Kincora Committees
A large public meeting assembled in the Lecture Hall of Limerick’s Catholic Institute to organise a fête and fancy fair for the new church of St Joseph then rising within St Michael’s Parish. The gathering, reported on 4 January 1900, was promoted by the parish clergy and presided over by Bishop Edward Thomas O’Dwyer. Clergy, women and men attended in considerable numbers, demonstrating broad interest in completing the additional parochial church. The meeting agreed that the fundraising celebration would take place in June and established committees to undertake the detailed work required before the event could open.
The proposed church was intended to serve the extensive population of St Michael’s, which reached from central Limerick towards Ballinacurra. Bishop O’Dwyer and the parish clergy had decided in 1897 that an auxiliary church was necessary, and a site on Military Road was donated by Mr Byrnes. William Edward Corbett supplied the design, while John Ryan and Sons became the builders. Construction had advanced sufficiently for the organisers to confront the remaining financial burden. The fête was therefore conceived not as a minor parish entertainment but as a major city fundraising effort supporting an important addition to Limerick’s Catholic infrastructure.
The Reverend Father O’Donnell explained that the organisers had first ensured that their plans would not conflict with a proposed hospitals fête. Only after the hospital committees indicated that they would not stage such an event during the year did the parish proceed. June was selected partly to avoid competition with other public attractions and because the celebrated Limerick tenor Joseph O’Mara had offered to keep himself available to assist. Father O’Donnell also welcomed promised support from Protestant citizens, presenting the undertaking as an opportunity for cooperation extending beyond the congregation that would eventually worship in the new church.
Letters supporting the project were received from several people unable to attend, including Count Moore, who offered a prize. The meeting created a number of organising committees charged with preparing the entertainment, stalls, subscriptions, publicity and other arrangements. The celebration was named the Kincora Fête, drawing upon the royal residence traditionally associated with Brian Boru and giving the undertaking a recognisably Irish cultural character. The choice reflected the elaborate themes commonly adopted by large charitable fêtes, which relied upon spectacle, music, performances and carefully decorated attractions to encourage repeated attendance and generate substantial income.
The preparations culminated in the Kincora Fête at the Markets Field in June 1900. Cardinal Michael Logue formally opened the celebration, and a large choir performed under the direction of Vincent O’Riordan. Advertised attractions included the cinematograph, then still a striking novelty for many Irish audiences. The fête proved financially successful and strengthened the fund for St Joseph’s, although construction continued beyond that summer and the church was not formally opened until April 1904. The January meeting had nevertheless created the organisational structure that transformed a parish need into one of Limerick’s largest public fundraising enterprises of the year.

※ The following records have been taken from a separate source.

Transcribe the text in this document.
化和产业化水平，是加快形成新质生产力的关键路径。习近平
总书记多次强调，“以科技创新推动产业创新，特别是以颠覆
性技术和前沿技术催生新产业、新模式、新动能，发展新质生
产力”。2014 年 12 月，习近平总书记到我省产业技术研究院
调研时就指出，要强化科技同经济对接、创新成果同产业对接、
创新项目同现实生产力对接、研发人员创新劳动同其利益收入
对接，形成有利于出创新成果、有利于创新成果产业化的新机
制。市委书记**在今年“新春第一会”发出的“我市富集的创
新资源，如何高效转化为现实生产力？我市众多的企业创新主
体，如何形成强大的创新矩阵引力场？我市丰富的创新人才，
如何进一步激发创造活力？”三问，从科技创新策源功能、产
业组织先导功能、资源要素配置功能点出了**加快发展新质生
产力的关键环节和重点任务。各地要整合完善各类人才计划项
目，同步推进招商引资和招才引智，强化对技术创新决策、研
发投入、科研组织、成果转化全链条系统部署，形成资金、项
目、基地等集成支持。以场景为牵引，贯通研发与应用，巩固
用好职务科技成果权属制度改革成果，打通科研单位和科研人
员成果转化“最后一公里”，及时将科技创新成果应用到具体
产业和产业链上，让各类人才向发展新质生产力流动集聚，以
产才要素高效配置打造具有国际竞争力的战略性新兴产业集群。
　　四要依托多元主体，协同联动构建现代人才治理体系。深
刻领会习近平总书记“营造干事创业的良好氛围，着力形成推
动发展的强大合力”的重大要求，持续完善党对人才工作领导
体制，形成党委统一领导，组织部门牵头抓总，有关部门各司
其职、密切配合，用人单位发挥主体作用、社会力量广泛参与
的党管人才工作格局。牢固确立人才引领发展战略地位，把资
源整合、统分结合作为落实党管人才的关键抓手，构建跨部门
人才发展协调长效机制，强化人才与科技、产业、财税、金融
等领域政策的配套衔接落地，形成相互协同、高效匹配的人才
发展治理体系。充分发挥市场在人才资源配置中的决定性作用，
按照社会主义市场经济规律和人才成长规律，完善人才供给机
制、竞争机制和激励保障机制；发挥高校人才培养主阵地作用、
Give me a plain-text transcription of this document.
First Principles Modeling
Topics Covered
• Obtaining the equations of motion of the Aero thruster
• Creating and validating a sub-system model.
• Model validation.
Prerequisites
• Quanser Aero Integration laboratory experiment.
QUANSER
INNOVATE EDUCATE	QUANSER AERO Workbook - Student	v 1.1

- Freeman’s Journal, “Proposed Fete in June,” 4 January 1900, p. 6.
- St Joseph’s Parish, St Joseph’s Parish: A History, pp. 13–14, account of the decision to build the church, its financing and the Kincora Fête of June 1900.
- Denis Condon, Early Irish Cinema, 1895–1921, Dublin: Irish Academic Press, 2008, pp. 22–23, identifying the cinematograph among the attractions advertised for Limerick’s Kincora Fête, 4–9 June 1900.
- St Joseph’s Parish, “Parish History,” account of the church’s construction as a chapel of ease for St Michael’s Parish, its architect William Edward Corbett and builders John Ryan and Sons.
- Patrick Comerford, “Saint Joseph’s, a Limerick Church that Features in Angela’s Ashes,” 13 January 2018, architectural and historical account of St Joseph’s Church.